There are assumptions about rare disease families within the clinical trial space. It is presumed we will jump at the chance of participating in a clinic trial and immediately embrace being participants if offered the opportunity. Many of these assumptions come from a well-meaning belief that these families will participate in clinical trials because it is the only hope their loved ones have of an improved quality of life. However, what that improved quality of life looks like is up to the families, not to the researchers. There are so many things to consider, not the least of which is that a clinical trial is just that: a trial, and one that fulfills multiple definitions of that word. First, it is a trial in that it is an experiment. Neither the participants nor the researchers can say for certainty that the trial will help; no one knows the outcome. No one knows if it will help, or if it will do nothing, or if it will hurt, or if it will cause issues that might be worse than the issues already expected with the course of the disease. Secondly, it is a trial because it is a test of faith and endurance through subjecting oneself through hardship. This includes the participant and the support network of the participant. Trials require medical care and testing, potential side effects, travel, expense, personal documentation…the list goes on. Participating in a trial is a job within itself; it is an endeavor and one that can burn people out quickly if their expectations from the trial are not met.
When assumptions and expectations do not align, it can lead to a discord between the family and the clinical trial providers, especially if a family initially chooses to be part of a clinical trial without having the time, space, and guidance to fully evaluate their decision. Rare disease families can become disillusioned and decide the burden of the trial is too much to bear. They may experience regret and ultimately decide to leave the trial, which then puts the study itself in jeopardy. It is a delicate balance. It is important we afford rare disease families the space to assess their dignity of risk; that is, allowing them their right to determine what level of risk they are willing to take on that fulfills their definition of quality of life. This could be that they decide to live with the risk of a clinical trial or that they decide to live with the risk of their condition, untreated. Whatever decision a family makes, it must be met with support.

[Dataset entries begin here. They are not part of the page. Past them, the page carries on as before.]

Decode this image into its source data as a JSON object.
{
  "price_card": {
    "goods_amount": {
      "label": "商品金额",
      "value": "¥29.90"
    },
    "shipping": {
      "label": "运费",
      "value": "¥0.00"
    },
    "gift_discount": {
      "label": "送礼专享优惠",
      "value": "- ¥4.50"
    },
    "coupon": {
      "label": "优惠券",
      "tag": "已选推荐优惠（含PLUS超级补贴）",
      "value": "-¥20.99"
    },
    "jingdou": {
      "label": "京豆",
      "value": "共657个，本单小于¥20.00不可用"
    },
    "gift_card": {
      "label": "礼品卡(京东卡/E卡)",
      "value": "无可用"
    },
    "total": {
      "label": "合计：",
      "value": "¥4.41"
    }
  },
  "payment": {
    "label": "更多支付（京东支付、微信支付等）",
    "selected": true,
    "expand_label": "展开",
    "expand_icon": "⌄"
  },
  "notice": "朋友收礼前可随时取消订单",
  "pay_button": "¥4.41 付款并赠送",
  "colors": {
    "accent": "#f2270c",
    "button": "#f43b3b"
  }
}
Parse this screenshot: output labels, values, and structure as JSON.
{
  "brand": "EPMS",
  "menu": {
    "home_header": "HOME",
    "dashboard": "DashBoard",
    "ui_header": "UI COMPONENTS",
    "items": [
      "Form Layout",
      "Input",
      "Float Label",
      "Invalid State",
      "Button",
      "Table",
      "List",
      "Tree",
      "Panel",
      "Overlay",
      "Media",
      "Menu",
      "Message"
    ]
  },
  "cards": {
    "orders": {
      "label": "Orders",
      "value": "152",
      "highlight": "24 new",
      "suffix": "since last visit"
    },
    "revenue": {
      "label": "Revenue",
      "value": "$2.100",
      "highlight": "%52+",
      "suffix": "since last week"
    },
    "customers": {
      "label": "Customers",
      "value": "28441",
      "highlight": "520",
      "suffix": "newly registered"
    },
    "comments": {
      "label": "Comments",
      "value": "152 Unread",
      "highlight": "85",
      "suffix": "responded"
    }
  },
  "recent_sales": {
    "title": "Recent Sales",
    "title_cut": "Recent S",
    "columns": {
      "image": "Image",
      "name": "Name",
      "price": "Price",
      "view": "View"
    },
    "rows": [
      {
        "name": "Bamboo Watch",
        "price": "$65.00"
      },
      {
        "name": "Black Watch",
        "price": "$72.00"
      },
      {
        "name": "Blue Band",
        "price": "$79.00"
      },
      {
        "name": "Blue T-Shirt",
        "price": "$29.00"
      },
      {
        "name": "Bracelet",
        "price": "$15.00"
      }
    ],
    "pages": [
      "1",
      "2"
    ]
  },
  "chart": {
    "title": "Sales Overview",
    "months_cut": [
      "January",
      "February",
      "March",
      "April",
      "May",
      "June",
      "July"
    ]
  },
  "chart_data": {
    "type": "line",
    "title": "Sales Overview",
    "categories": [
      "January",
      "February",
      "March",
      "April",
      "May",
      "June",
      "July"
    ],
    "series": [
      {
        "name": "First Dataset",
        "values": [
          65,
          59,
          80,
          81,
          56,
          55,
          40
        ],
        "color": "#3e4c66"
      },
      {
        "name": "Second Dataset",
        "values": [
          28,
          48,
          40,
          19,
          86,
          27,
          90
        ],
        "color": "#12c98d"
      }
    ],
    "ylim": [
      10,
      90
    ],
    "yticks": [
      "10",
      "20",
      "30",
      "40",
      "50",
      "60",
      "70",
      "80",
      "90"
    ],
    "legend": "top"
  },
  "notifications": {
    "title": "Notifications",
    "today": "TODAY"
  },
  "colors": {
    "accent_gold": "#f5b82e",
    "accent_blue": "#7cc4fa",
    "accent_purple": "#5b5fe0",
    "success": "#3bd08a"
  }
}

In our case, we sat with our options upon returning home to Texas from Minnesota as we waited to hear if Will would be officially invited to participate in his trial. We reviewed literature, talked with experts, and just held our son, the happy little boy who was completely oblivious that there was anything different about him. When the call came, telling us that Will was a fit for the trial and asking us if we would like to go forward, we said yes.
The Challenge
When we said “yes” to our son, Will, participating in a clinical trial for Sanfilippo Syndrome, we thought we understood what we had chosen. We had read through the informed consent, asked questions, consulted with medical professionals, and reached out to other families. In our situation, we decided that the known risk of the untreated condition was greater than the potential risk associated with being part of the clinical trial. We also felt a responsibility to the Sanfilippo community. Through Will’s participation, we would be helping push the research forward, possibly to a feasible treatment, that would help all the other children who couldn’t be in this trial.
However, the reality of being a part of a clinical trial is that you can never understand what you are choosing until you have lived it. The full clinical trial experience is not something for which you can be fully prepared, especially when it’s a clinical trial for a rare condition. There are unique practical and emotional challenges involved. There are sacrifices.
Trials for rare conditions often only occur in select locations due to the limited patient population and the cost that goes into procuring trial sites. This places the burden of either routine traveling or even relocation on a family, taking them away from their usual support networks. For us, Will’s trial required biweekly trips to Minnesota from Texas. Every other Wednesday, Will and I would pack our bags, head to the airport, eat lunch, fly north, pick up a rental car, pick up dinner, and check into our hotel. The next morning, we would eat breakfast, pack up, check-out, and head to the hospital for a full day. At roughly dinner time, we’d be discharged, head to the airport, return the rental car, find dinner at the airport, and fly back home in time to get Will to bed for school on Friday. It was exhausting. Caring for a child with special needs is taxing in normal conditions, but to do it when traveling and by oneself is overwhelming.
Because of the effects of Sanfilippo on executive processes, Will never had a sense of “danger” and had no impulse control. For his safety, I could never leave him alone, not even for me to go to the bathroom or to take a shower. I remember intentionally dehydrating myself until we got to the hospital, where I could have a nurse stay with him for brief periods so I could use the restroom. But there was no other option. My husband could not take off from work the amount of time necessary to accompany me and my friends and family had jobs and children of their own of which to take care. For our quarterly week-long trips, I was able to secure help, but for our 2-day adventures, Will and I were on our own.
But being on our own was not necessarily a bad thing. It was a special time for he and I to be together. I cherish many of our memories as we worked to make Minnesota more like a home-away-from-home than just a trial location. We made friends with employees at the car rental desk, at our hotel, and at the restaurants we frequented. Airport staff knew Will by name, recognizing him quickly due to our purple WILLPower sweatshirts and his signature traveling hat, a fedora. Hospital staff knew exactly when to turn Paw Patrol or Daniel Tiger on the TV to prevent Will from becoming fussy during procedures. We met other families in our trial and supported each other, as we were the only ones who could really understand what we were all facing. These little things helped lighten the load.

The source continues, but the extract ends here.